Following a pair of turnovers, Paul missed a three, and Juancho Hernangomez hit one with 39.9 seconds left.
A Jae Crowder putback pulled Phoenix within 120-118. Phoenix opted not to foul and sent three defenders at Edwards as he drove to the rim. Crowder fouled him, and Edwards hit one for a 121-118 lead.
The Wolves opted to foul Dario Saric with seven second remaining and he hit just one of two. Towns secured the rebound. On the other end Hernangomez got loose for a dunk on the ensuing inbound pass for a dunk to seal it.
Towns was a problem no matter who the Suns threw out there to guard him as the Wolves overcame an early deficit from the start. Edwards, who finished 15 of 31 shooting, hit a three and had a few easy buckets to get his night going, and that was just a warmup for what was to come.
The Wolves tightened the screws defensively and led 19-14 after Edwards hit a rarely-seen floater with 3 minutes, 44 seconds remaining in the quarter. The Wolves built a 25-19 lead following a Towns three and a pair of free throws from Naz Reid, as the two big men were on the floor together to close the quarter. But in the final minute the Wolves relinquished the lead on a Saric three and Devin Booker's buzzer-beating three.
The second quarter belonged to Edwards.
Edwards began by hitting from outside off the dribble, something he has struggled with this year, and even hit a three from about five feet behind the three-point line. Then came a few dunks as Edwards helped the Wolves stem the tide as their supporting cast struggled to get going. Towns and Edwards had 41 of the Wolves' 53 first-half points. Edwards had 15 alone in the second quarter to finish the first half with 22.
The Wolves' bench shot just 2-for-14 as Phoenix led 58-53 at halftime. The Suns surged ahead in the third as Booker had 34 by the end of the quarter, but Towns and Edwards were right there with him as each entered the 30s. The problem for the Wolves was there wasn't much else aside from them. The bench still struggled and was just 5-for-24 with a little over two minutes left in the third. Phoenix led by as many as 15 before carrying a 91-83 lead into the fourth.

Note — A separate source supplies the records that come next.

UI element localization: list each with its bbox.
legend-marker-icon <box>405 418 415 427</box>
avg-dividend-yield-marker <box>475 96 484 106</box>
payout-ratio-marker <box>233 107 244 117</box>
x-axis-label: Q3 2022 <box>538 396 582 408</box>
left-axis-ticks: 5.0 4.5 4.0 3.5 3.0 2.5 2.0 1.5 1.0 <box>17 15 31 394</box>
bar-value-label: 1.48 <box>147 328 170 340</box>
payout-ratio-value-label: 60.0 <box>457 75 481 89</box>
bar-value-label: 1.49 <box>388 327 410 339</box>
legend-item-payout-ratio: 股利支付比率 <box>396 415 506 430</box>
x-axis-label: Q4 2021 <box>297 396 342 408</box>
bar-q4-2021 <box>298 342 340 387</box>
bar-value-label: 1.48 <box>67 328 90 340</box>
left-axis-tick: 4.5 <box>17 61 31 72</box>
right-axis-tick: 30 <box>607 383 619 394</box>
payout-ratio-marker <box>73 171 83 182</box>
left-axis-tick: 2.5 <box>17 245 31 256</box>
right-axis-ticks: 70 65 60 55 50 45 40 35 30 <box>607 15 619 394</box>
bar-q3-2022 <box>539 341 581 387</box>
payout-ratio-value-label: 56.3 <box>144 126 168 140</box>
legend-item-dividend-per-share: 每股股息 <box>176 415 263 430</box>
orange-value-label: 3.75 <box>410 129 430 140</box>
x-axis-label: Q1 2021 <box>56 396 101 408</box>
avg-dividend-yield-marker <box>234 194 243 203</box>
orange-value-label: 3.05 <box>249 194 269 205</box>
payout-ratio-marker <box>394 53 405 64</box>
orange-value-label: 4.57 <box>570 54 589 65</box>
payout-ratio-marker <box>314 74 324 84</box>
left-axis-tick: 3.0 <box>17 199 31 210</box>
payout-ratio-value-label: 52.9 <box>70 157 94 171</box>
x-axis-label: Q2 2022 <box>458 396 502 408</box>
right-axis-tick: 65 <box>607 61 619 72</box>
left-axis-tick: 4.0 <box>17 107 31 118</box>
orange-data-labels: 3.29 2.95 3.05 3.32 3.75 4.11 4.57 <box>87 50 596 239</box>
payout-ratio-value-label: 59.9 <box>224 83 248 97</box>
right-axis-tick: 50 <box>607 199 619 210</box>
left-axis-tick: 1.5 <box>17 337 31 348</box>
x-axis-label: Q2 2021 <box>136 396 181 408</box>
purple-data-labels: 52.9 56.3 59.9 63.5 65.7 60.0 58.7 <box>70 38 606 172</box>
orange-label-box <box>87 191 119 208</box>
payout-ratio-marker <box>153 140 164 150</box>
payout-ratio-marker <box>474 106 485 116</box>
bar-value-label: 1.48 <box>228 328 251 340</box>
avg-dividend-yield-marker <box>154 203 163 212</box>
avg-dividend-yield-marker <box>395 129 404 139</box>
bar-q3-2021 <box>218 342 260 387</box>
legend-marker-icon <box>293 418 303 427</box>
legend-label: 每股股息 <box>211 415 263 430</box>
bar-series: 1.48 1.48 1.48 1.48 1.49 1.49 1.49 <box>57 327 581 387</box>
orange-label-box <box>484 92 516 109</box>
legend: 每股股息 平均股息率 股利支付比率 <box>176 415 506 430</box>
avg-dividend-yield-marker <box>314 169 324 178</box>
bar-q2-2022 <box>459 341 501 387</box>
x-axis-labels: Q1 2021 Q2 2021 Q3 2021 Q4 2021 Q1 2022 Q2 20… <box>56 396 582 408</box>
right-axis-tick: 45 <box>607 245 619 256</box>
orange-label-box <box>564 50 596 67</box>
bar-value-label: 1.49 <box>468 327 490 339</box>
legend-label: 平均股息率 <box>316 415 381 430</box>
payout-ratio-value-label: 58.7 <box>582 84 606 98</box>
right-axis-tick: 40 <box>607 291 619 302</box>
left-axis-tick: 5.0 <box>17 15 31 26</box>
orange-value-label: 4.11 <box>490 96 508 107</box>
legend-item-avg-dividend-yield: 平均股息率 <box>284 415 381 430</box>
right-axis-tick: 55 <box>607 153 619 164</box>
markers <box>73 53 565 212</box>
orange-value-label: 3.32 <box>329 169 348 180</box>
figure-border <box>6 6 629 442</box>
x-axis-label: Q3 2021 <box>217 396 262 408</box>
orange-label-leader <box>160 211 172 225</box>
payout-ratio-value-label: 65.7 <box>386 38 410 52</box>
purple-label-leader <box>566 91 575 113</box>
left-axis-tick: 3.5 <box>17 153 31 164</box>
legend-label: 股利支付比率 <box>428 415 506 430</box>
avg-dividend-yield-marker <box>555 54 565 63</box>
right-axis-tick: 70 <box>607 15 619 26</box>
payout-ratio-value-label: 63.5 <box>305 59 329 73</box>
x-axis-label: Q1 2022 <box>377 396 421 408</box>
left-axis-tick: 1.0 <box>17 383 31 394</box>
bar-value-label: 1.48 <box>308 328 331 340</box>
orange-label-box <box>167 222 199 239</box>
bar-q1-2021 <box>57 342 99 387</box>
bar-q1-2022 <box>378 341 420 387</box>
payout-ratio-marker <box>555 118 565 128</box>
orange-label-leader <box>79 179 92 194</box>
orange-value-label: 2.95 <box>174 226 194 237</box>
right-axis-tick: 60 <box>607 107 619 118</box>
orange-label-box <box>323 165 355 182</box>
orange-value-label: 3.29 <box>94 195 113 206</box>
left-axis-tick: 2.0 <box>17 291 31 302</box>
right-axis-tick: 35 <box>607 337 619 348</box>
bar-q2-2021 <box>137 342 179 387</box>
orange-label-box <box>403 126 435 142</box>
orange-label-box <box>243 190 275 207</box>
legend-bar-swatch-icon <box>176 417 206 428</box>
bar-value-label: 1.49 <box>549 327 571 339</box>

The Wolves didn't fold against the team with the second-best winning percentage in the Western Conference entering the night and had the deficit to 96-90 in the opening minutes of the fourth, prompting a timeout from Suns coach Monty Williams.
Finally the bench, led by Naz Reid (10 points) and Hernangomez (14 points) got some shots to fall.
The Wolves took their first lead of the half on a three-point play from Edwards at 110-109, and again at 113-111 following a Towns three. Neither was going to let the Wolves lose.